A US claims analysis shows MCL treatment costs increase substantially with each line of therapy, driven by hospitalizations, underscoring the economic need for more effective, durable frontline regimens.

This case report of sequential follicular lymphoma, MCL, and CML highlights the long-term risk of subsequent malignancies and severe infections (COVID-19-induced HLH) following repeated immunochemotherapy.

This case report of a rectal plasmacytoma misdiagnosed as MCL highlights a critical diagnostic pitfall, emphasizing the need for thorough pathological evaluation to prevent incorrect lymphoma-directed therapy.
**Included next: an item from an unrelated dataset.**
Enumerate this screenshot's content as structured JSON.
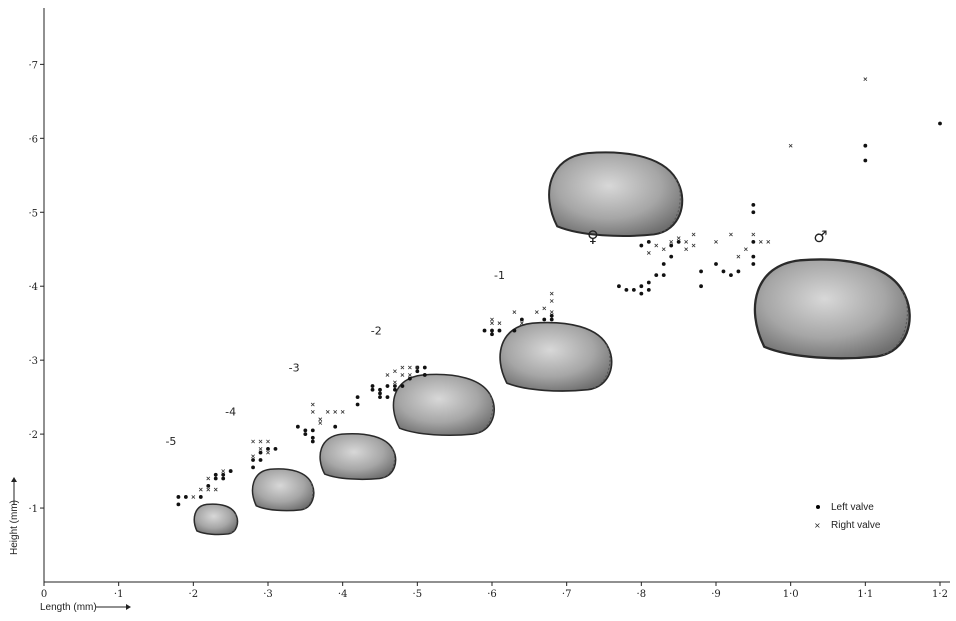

This case report describes a rare, rapid progression from acute myopericarditis to pericardial calcification after initial CHOP chemotherapy, highlighting a severe, early-onset cardiotoxicity risk with this regimen.

New prognostic scores, AMOS and AMES, were developed for Indian MCL patients, showing better predictive accuracy than MIPI using simple clinical factors for improved risk stratification.

This first reported case of composite MCL and T-cell prolymphocytic leukemia highlights the diagnostic challenge of co-existing lymphoid malignancies, where an indolent T-PLL clone was present for years before diagnosis.

This MZL case identifies BTK C481S and PLCG2 D334H co-mutations driving zanubrutinib resistance, a mechanism highly relevant to BTKi failure and subsequent treatment strategies in relapsed MCL.